Chamo a atenção do leitor para essa curiosa – e reveladora – declaração: “um título (... [que]) foi „carregado‟ com um status de soberania”. Isto é, a uma expressão cotidiana e genérica, por força de seu uso em contexto de literatura de visão, teria sofrido a sobre determinação de uma carga de soberania.

Soberania. Voltaremos a isso. Por ora, convém registrar que Geza Vermes defendeu peremptoriamente o fato de que a expressão “filho do homem” não constitui, sob nenhuma hipótese, um “título”, correspondendo lingüístico-culturalmente ao equivalente – ou, já, à tradução – de circunlocução idiomática aramaica para referência que se faça ou a si mesmo, ou a um terceiro, de modo que, ao empregar a expressão, Jesus tão somente se referia a si mesmo enquanto “eu”, mas por meio de um recurso cultural de sua tradição e cultura aramaicas (VERMÈS, p. 165-196).

Vermes, argumenta que não haveria, na tradição aramaica, testemunho inequívoco do uso de “filho do homem” nesse sentido, e arremata: “aos teólogos incumbe absolutamente o ônus de provar que „o filho do homem‟ é um título” (VERMES, p. 193). Conquanto teólogo seja, não me encontro em posição de decidir a questão na perspectiva aramaica. Todavia, chegaremos a ver, adiante, que a tradição hebraica do Antigo Testamento conhece o uso de “filho do homem” como “título” – ainda que não se trate da tradicional referência a Daniel 7,13, onde, de fato, não se trata disso. O âmbito em que, na tradição do Antigo Testamento, “filho do homem” aparece como “título” gravita em torno de outro tema – do qual Jesus teria disso direta e fatalmente acusado.

2. Da acusação irônica de Jesus de Nazaré como rei dos judeus

Viu-se tratar-se da opinião de Fabris e Maggioni que Jesus teria optado pelo uso do título “filho do homem” para evitar “as ambíguas interpretações político-nacionalistas ligadas ao título de Messias” (FABRIS e MAGGIONI, p. 352). Bem, se lhe perpassa algum grau de historicidade, a tradição evangélica é unânime em considerar que a acusação romana aplicada a Jesus está relacionada à sua identificação como proponente ao “trono”. Durante o interrogatório, a pergunta é incisiva: “és tu o rei dos judeus?” (Mt 27,11; Mc 15,2; Lc 23,3; Jo 18,33 – HORSLEY e HANSON, p. 89).

Tal unanimidade evangélica encontra boa-vontade em Geza Vermes, que aceita a tese da acusação de Jesus e a estabelece em bases “seculares” (VERMES, p. 38), bem como em Paul Winter, que introduz o relatório de sua pesquisa On de Trial of Jesus, asseverando que “Jesus de Nazaré foi julgado e sentenciado à morte por crucificação.

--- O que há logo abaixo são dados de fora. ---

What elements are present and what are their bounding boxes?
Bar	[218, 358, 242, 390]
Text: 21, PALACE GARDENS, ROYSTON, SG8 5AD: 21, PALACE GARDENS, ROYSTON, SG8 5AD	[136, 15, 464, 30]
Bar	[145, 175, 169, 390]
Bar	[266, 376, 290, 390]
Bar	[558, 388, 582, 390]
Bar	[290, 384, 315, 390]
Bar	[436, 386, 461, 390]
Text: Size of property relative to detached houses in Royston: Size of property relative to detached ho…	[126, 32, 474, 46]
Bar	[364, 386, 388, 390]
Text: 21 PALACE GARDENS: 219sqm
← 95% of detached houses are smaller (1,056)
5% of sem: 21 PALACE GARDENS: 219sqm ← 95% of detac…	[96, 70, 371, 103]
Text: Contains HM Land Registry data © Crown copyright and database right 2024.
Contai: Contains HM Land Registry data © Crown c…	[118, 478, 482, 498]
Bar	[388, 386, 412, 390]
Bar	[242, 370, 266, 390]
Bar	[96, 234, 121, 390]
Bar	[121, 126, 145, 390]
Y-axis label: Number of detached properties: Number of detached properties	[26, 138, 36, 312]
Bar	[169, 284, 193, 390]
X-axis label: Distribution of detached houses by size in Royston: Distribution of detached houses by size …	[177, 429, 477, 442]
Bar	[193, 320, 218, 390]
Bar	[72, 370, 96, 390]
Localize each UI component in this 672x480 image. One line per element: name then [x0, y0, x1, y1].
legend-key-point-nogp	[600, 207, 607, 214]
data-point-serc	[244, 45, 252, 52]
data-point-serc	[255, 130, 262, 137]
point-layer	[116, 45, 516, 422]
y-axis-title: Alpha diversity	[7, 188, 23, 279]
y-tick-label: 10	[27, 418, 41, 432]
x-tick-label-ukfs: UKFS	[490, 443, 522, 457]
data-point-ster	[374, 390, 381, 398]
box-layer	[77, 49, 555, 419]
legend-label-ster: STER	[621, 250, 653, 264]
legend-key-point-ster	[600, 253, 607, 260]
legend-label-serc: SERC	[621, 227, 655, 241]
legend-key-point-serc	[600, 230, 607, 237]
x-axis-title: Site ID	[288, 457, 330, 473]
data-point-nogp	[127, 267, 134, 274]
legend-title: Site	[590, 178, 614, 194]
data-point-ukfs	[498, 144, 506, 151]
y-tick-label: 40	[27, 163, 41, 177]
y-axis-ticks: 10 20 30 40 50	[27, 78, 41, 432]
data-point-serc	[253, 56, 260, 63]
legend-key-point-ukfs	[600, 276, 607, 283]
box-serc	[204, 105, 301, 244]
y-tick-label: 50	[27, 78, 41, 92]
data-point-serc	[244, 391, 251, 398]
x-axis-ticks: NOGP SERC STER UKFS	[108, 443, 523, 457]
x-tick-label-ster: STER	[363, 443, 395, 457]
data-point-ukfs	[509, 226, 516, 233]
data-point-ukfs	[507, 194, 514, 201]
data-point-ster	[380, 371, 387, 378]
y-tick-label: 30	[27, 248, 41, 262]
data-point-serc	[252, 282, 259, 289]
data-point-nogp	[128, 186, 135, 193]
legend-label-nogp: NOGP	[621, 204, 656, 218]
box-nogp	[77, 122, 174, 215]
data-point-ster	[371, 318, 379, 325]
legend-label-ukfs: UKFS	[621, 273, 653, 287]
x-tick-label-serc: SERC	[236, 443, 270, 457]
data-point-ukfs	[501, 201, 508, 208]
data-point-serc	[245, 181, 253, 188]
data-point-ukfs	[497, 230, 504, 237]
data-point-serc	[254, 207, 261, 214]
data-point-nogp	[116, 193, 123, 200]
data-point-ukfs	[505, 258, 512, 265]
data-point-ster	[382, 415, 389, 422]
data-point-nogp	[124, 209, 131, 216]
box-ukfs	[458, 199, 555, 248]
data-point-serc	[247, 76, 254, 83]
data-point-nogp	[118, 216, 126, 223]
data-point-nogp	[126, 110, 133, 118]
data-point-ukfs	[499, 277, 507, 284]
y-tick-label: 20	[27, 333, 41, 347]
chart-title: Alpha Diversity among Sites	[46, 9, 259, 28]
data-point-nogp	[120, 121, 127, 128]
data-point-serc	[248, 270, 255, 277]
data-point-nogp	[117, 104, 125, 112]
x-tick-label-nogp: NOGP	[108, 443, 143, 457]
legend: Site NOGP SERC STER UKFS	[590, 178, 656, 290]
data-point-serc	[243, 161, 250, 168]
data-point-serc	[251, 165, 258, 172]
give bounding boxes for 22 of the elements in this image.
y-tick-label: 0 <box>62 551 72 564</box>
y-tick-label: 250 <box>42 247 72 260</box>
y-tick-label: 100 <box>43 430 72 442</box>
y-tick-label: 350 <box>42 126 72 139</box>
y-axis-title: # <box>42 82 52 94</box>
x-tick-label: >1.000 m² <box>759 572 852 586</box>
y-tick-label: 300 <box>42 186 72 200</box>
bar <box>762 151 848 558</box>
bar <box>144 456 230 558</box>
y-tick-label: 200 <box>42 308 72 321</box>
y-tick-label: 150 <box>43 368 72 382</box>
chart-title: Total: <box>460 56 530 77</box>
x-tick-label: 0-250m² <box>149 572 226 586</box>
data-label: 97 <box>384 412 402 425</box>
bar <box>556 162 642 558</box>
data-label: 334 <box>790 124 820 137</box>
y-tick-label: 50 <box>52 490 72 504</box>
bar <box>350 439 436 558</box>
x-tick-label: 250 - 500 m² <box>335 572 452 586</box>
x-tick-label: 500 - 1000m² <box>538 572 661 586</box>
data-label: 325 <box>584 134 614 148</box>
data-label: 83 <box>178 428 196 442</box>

Esses são fatos históricos, atestados por autores romanos, judeus e cristãos em documentos existentes” (WINTER, p. 1). No contexto, então, de um julgamento formal, faz todo sentido a unanimidade evangélica quanto à pergunta – “és tu o rei dos judeus?”.

Não parece que se tratasse, então, de uma curiosidade que tivessem as autoridades a respeito de Jesus. Parece correto considerar que a pergunta – “és tu o rei dos judeus?” – funcione melhor como uma inquirição de direito processual, de modo a, por meio dela, se saber se aquele que ali estava, acusado por determinado crime, assumia o ônus e o peso da acusação. Essa interpretação pode ser, por exemplo, corroborada, por outra unanimidade da tradição evangélica – e não apenas sinótica: somos informados de que uma inscrição fora posta acima da cabeça de Jesus, quando e enquanto crucificado: “este é o rei dos judeus” (Mt 27,37 e Lc 23,38), “rei dos judeus” (Mc 15,26) e “Jesus nazareno, rei dos judeus” (Jo 19,19). Conjunto interseção – “rei dos judeus”
Se a pergunta – “és tu o rei dos judeus?” – funciona como cláusula de direito processual no inquérito acerca da acusação feita a Jesus enquanto réu, nesse caso, então, ao menos segundo o testemunho do Evangelho de Marcos, a epígrafe constitui, inequivocamente, a sua declaração de culpa: “E, por cima, estava, em epígrafe, a sua acusação: O REI DOS JUDEUS” (Mc 15,26 [ARA]).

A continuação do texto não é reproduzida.